REPORTAGE
Profession: collectionneur de tomates
Comment préserver la biodiversité d’une quarantaine de variétés de tomates tout en assurant la pérennité de son exploitation agricole ? A la Ferme des Olivades, dans le sud-est de la France, une expérience pionnière met en synergie depuis 2001 " consom’acteurs " et producteurs. Reportage

Emma Tassy / DATAS

Ollioules, ceinture verte maraîchère à quelques pas de la mer et de Toulon, dans le Var. A la Ferme des Olivades, une exploitation familiale étendue sur dix hectares de vergers, de serres et de légumes en plein champ, c’est le jour de distribution hebdomadaire des paniers. Rose de Berne, Ananas, Cœur de bœuf, Lime Tomate, Green Zebra… Nous sommes en pleine saison des tomates, qui court de juin à fin octobre, et les cageots débordent de variétés à faire pâlir les plus grands chefs. Au menu potager de la semaine, un panier bien rempli : entres autres oignons, poivrons, aubergines, basilic " marseillais ", oeufs, abricots, pêches et brugnons, 7 kg de tomates rouges et anciennes. Tout ressemble à de la vente directe, mais si l’on observe bien, c’est un contrat bien particulier et d’une redoutable simplicité qui unit les producteurs Daniel et Denise Vuillon à un groupe de consommateurs avertis et solidaires. Car en effet, comment diable pouvoir assurer telle abondance et diversité qui, si l’on ne s’en tient qu’aux tomates, coûterait cinq fois plus cher sur les marchés bio parisiens ?

Une simple équation
" On prend les charges fixes de notre entreprise, on les divise par le nombre de familles partenaires de l’association de consommateurs et on obtient le prix d’un abonnement pour six mois ou un an de paniers hebdomadaires ", expliquent Daniel et Denise Vuillon, maraîchers et pionniers dans l’introduction en France des AMAP (Association pour le maintien d’une Agriculture Paysanne). C’est précisément dans la ferme varoise des Olivades que ce système d’engagement mutuel entre un producteur et un groupe de consommateurs voit le jour en 2001, en pleine crise de la vache folle, car " tous ces systèmes naissent aux moments des crises ", précise Denise. Aujourd’hui, grâce à cette Amap au sein de laquelle 190 familles réparties sur Aubagne et Ollioules s’engagent sur six mois renouvelables à venir s’approvisionner chaque semaine en paniers, les producteurs ont du travail toute l’année. Finies les saisons creuses pendant l’hiver. Le prix du panier résulte d’une moyenne sur la saison. Un système qui permet surtout de récupérer le temps alloué jadis à la commercialisation lorsque la ferme fournissait les supermarchés, de se concentrer sur la production et ainsi redéployer des variétés locales qui n’ont plus de place dans les linéaires de la GMS (Grande et Moyenne Surface). Aujourd’hui, seules quatre variétés de tomates sont consommées dans le monde. Les Vuillon, eux, cultivent une cinquantaine de variétés vendues à l’Amap. Passion ? Lubie ? Ou simple constat que 15% de la consommation mondiale concerne les tomates, lesquelles ne se résument plus qu’à trois variétés, dont le critère du goût n’arrive qu’en 7ème position dans la recherche agronomique…
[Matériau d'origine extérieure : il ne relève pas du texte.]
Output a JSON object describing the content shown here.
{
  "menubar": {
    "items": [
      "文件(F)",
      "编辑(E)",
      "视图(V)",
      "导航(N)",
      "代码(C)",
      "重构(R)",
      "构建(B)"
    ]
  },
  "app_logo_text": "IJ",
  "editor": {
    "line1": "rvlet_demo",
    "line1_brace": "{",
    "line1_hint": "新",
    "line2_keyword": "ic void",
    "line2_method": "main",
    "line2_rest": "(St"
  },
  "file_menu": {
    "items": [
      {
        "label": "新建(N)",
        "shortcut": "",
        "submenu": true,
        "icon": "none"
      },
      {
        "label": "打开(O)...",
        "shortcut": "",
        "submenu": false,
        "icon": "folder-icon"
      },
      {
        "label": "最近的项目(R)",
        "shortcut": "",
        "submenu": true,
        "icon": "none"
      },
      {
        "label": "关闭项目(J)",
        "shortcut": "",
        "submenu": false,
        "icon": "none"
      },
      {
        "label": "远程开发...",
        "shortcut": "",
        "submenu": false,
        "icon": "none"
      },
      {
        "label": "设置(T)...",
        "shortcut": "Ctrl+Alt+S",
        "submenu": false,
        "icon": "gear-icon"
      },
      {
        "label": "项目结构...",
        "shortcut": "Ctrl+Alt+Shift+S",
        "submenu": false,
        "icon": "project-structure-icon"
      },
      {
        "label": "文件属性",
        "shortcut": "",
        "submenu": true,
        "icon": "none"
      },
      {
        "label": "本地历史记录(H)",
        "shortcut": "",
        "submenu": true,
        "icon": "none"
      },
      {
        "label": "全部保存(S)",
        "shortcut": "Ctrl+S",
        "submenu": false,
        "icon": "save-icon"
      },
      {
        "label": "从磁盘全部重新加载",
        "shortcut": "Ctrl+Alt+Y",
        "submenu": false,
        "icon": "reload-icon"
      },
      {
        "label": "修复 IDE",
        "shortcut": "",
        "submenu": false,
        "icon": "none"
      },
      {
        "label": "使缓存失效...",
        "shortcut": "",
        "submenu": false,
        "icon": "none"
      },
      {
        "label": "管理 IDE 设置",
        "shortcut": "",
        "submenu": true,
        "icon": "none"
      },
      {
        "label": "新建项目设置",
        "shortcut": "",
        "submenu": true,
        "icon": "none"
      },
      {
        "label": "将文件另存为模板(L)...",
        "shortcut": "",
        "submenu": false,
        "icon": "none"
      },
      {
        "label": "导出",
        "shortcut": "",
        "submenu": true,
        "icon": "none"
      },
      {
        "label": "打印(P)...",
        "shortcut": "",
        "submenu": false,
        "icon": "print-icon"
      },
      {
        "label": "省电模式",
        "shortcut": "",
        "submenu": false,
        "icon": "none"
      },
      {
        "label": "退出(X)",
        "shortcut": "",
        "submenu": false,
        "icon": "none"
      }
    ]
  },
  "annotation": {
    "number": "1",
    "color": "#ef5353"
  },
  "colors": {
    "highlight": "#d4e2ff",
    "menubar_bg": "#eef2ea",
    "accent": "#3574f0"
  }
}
Pionnier de la tomate gustative
Riches en vitamine C, d’une teneur en eau de 95% comparable à la pastèque mais deux fois moins sucrées, les tomates auraient des vertus anti-cancéreuses avérées. Celles que propose aujourd’hui la Ferme des Olivades offrent une panoplie de couleurs, de formes et de goûts inédits. La Cœur de bœuf, grosse, rouge et rose possède une chair sucrée et persillée. La Rose de Berne, juteuse et très parfumée, présente une peau fine et une haute teneur en sucre. La Zébrée verte, sucrée salée, reste ferme en bouche et légèrement vinaigrée. L’Ananas, jaune orangé, rappelle la saveur du fruit éponyme. Autant de variétés rares qu’il convient de déguster crues, avec un filet d’huile d’olive vierge et de la fleur de sel, pour en saisir toute la saveur et toutes les vitamines.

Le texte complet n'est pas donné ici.